Pendant que tous les regards marocains seront tournés vers Haïti, un autre match va décider de notre avenir immédiat dans ce Mondial : Brésil-Écosse. Oui, le sort de la première place du groupe C se joue en partie sur une pelouse où le Maroc n'est même pas présent. Explications.
Quatre points partout, et un sommet à prendre
La situation est simple à poser. Le Brésil et le Maroc comptent chacun quatre points. Les deux équipes jouent en même temps, chacune de son côté : nous contre Haïti, la Seleção contre l'Écosse. À l'arrivée, celui qui marque le plus, encaisse le moins et gagne, finit premier.
Autrement dit : notre résultat ne suffira pas à lui seul. Il faudra aussi un œil sur l'autre match. Si le Brésil cale contre une Écosse revancharde — battue par nous, mais loin d'être ridicule — la porte de la première place s'ouvre en grand.
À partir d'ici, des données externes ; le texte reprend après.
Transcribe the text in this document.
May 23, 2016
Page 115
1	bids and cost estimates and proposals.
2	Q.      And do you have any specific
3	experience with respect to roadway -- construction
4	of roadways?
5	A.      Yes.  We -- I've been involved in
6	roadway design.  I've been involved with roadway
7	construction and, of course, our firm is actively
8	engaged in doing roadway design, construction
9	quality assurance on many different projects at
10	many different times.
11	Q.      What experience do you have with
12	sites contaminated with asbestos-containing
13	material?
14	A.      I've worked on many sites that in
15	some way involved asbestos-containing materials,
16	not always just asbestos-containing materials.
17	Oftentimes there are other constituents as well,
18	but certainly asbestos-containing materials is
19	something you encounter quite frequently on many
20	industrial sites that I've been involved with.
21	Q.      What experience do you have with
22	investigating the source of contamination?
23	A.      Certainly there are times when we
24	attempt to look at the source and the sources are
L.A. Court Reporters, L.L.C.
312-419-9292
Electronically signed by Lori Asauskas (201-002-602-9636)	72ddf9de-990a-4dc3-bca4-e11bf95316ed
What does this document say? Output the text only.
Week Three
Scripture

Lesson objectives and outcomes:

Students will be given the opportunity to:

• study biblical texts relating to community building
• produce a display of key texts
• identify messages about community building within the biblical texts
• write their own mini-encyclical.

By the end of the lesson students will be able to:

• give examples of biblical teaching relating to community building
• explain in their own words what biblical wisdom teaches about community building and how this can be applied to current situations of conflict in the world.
Pourquoi finir premier change vraiment tout
On entend parfois que « l'important, c'est de passer ». C'est vrai… à moitié. Parce que la place qu'on prend dans le groupe dessine tout le reste du tableau. Premier ou deuxième, ce n'est pas le même tour suivant, pas le même adversaire, pas la même moitié de tableau.
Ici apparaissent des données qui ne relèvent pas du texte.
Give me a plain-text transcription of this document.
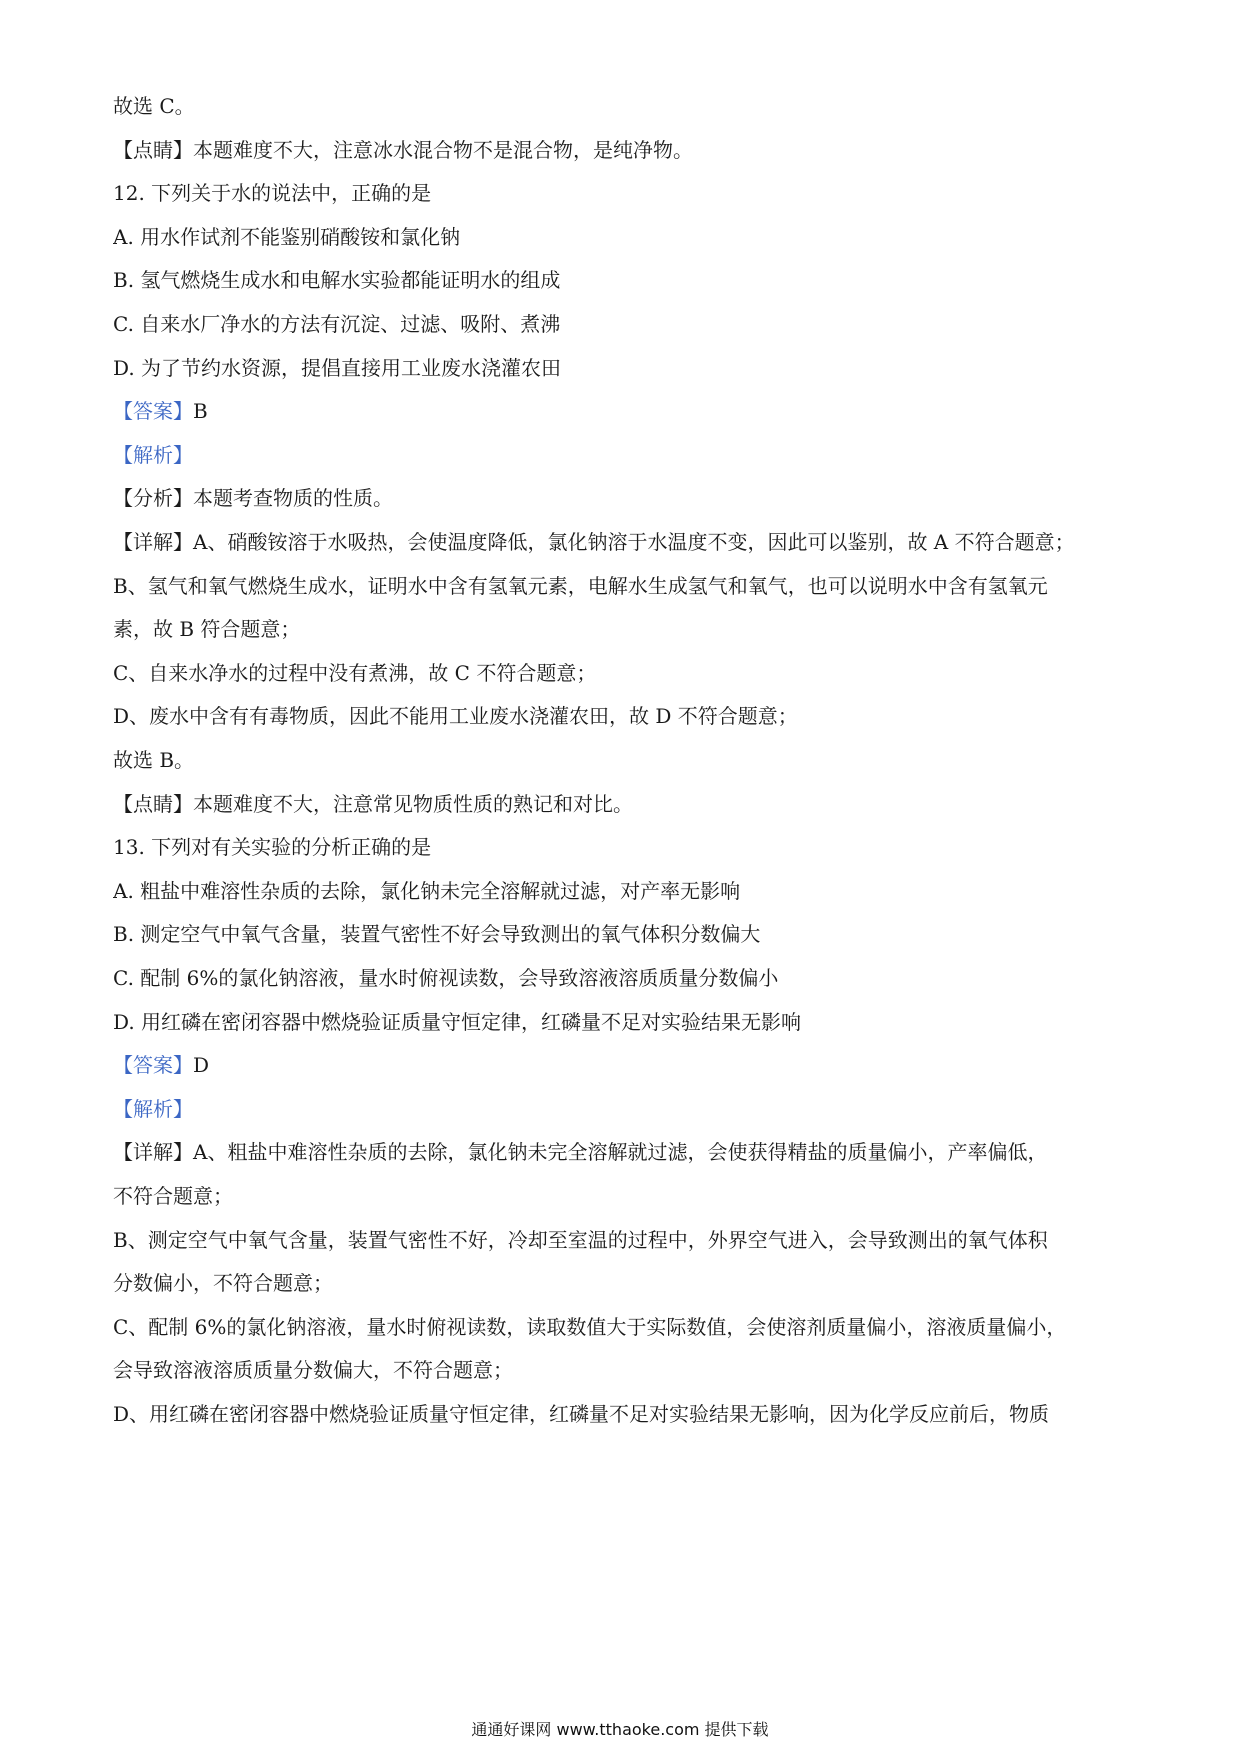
故选 C。
【点睛】本题难度不大，注意冰水混合物不是混合物，是纯净物。
12. 下列关于水的说法中，正确的是
A. 用水作试剂不能鉴别硝酸铵和氯化钠
B. 氢气燃烧生成水和电解水实验都能证明水的组成
C. 自来水厂净水的方法有沉淀、过滤、吸附、煮沸
D. 为了节约水资源，提倡直接用工业废水浇灌农田
【答案】B
【解析】
【分析】本题考查物质的性质。
【详解】A、硝酸铵溶于水吸热，会使温度降低，氯化钠溶于水温度不变，因此可以鉴别，故 A 不符合题意；
B、氢气和氧气燃烧生成水，证明水中含有氢氧元素，电解水生成氢气和氧气，也可以说明水中含有氢氧元
素，故 B 符合题意；
C、自来水净水的过程中没有煮沸，故 C 不符合题意；
D、废水中含有有毒物质，因此不能用工业废水浇灌农田，故 D 不符合题意；
故选 B。
【点睛】本题难度不大，注意常见物质性质的熟记和对比。
13. 下列对有关实验的分析正确的是
A. 粗盐中难溶性杂质的去除，氯化钠未完全溶解就过滤，对产率无影响
B. 测定空气中氧气含量，装置气密性不好会导致测出的氧气体积分数偏大
C. 配制 6%的氯化钠溶液，量水时俯视读数，会导致溶液溶质质量分数偏小
D. 用红磷在密闭容器中燃烧验证质量守恒定律，红磷量不足对实验结果无影响
【答案】D
【解析】
【详解】A、粗盐中难溶性杂质的去除，氯化钠未完全溶解就过滤，会使获得精盐的质量偏小，产率偏低，
不符合题意；
B、测定空气中氧气含量，装置气密性不好，冷却至室温的过程中，外界空气进入，会导致测出的氧气体积
分数偏小，不符合题意；
C、配制 6%的氯化钠溶液，量水时俯视读数，读取数值大于实际数值，会使溶剂质量偏小，溶液质量偏小，
会导致溶液溶质质量分数偏大，不符合题意；
D、用红磷在密闭容器中燃烧验证质量守恒定律，红磷量不足对实验结果无影响，因为化学反应前后，物质
通通好课网 www.tthaoke.com 提供下载
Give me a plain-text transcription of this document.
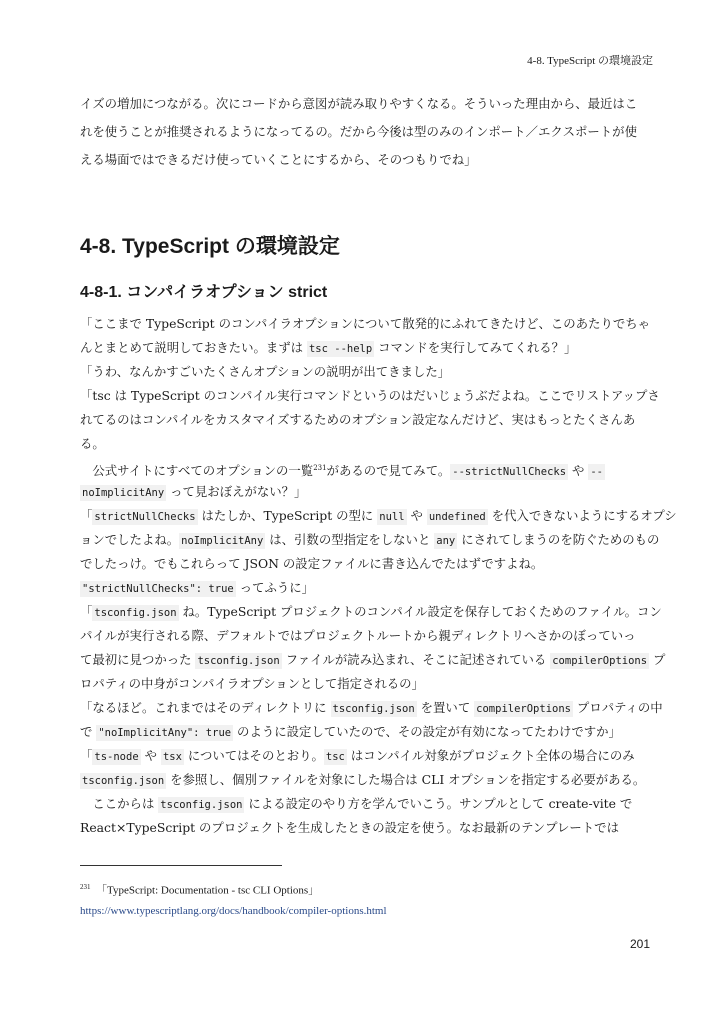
4-8. TypeScript の環境設定
イズの増加につながる。次にコードから意図が読み取りやすくなる。そういった理由から、最近はこ
れを使うことが推奨されるようになってるの。だから今後は型のみのインポート／エクスポートが使
える場面ではできるだけ使っていくことにするから、そのつもりでね」
4-8. TypeScript の環境設定
4-8-1. コンパイラオプション strict
「ここまで TypeScript のコンパイラオプションについて散発的にふれてきたけど、このあたりでちゃ
んとまとめて説明しておきたい。まずは tsc --help コマンドを実行してみてくれる？」
「うわ、なんかすごいたくさんオプションの説明が出てきました」
「tsc は TypeScript のコンパイル実行コマンドというのはだいじょうぶだよね。ここでリストアップさ
れてるのはコンパイルをカスタマイズするためのオプション設定なんだけど、実はもっとたくさんあ
る。
　公式サイトにすべてのオプションの一覧$^{231}$があるので見てみて。 --strictNullChecks や --
noImplicitAny って見おぼえがない？」
「 strictNullChecks はたしか、TypeScript の型に null や undefined を代入できないようにするオプシ
ョンでしたよね。 noImplicitAny は、引数の型指定をしないと any にされてしまうのを防ぐためのもの
でしたっけ。でもこれらって JSON の設定ファイルに書き込んでたはずですよね。
"strictNullChecks": true ってふうに」
「 tsconfig.json ね。TypeScript プロジェクトのコンパイル設定を保存しておくためのファイル。コン
パイルが実行される際、デフォルトではプロジェクトルートから親ディレクトリへさかのぼっていっ
て最初に見つかった tsconfig.json ファイルが読み込まれ、そこに記述されている compilerOptions プ
ロパティの中身がコンパイラオプションとして指定されるの」
「なるほど。これまではそのディレクトリに tsconfig.json を置いて compilerOptions プロパティの中
で "noImplicitAny": true のように設定していたので、その設定が有効になってたわけですか」
「 ts-node や tsx についてはそのとおり。 tsc はコンパイル対象がプロジェクト全体の場合にのみ
tsconfig.json を参照し、個別ファイルを対象にした場合は CLI オプションを指定する必要がある。
　ここからは tsconfig.json による設定のやり方を学んでいこう。サンプルとして create-vite で
React×TypeScript のプロジェクトを生成したときの設定を使う。なお最新のテンプレートでは
$^{231}$ 「TypeScript: Documentation - tsc CLI Options」
https://www.typescriptlang.org/docs/handbook/compiler-options.html
201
Finir en tête, c'est souvent éviter d'entrée un cador, et hériter d'un parcours plus clément. Dans une compétition où chaque match peut être le dernier, ce détail-là peut valoir une demi-finale. Le Maroc de 2022 a appris une chose : dans un Mondial, le tableau est presque aussi important que le jeu.
La différence de buts, ce petit chiffre qui pèse lourd
Et c'est là que notre match contre Haïti reprend tout son sens. Si le Brésil gagne de son côté, il faudra peut-être départager les deux équipes à la différence de buts. Chaque but inscrit ce soir contre Haïti peut donc valoir une place. Un 1-0 tranquille et un 4-0 maîtrisé n'ont pas du tout la même valeur au moment des comptes.
Voilà pourquoi je le répète : pas de gestion ce soir. On attaque, on marque, on accumule. Non pas pour le spectacle, mais parce que chaque but est une assurance pour le tour suivant.
Le Maroc tient son destin entre ses pieds — mais une partie de ce destin se joue aussi à Brésil-Écosse. Ce soir, on regarde deux matchs en même temps. Et on espère bien sortir de la soirée tout en haut du groupe C.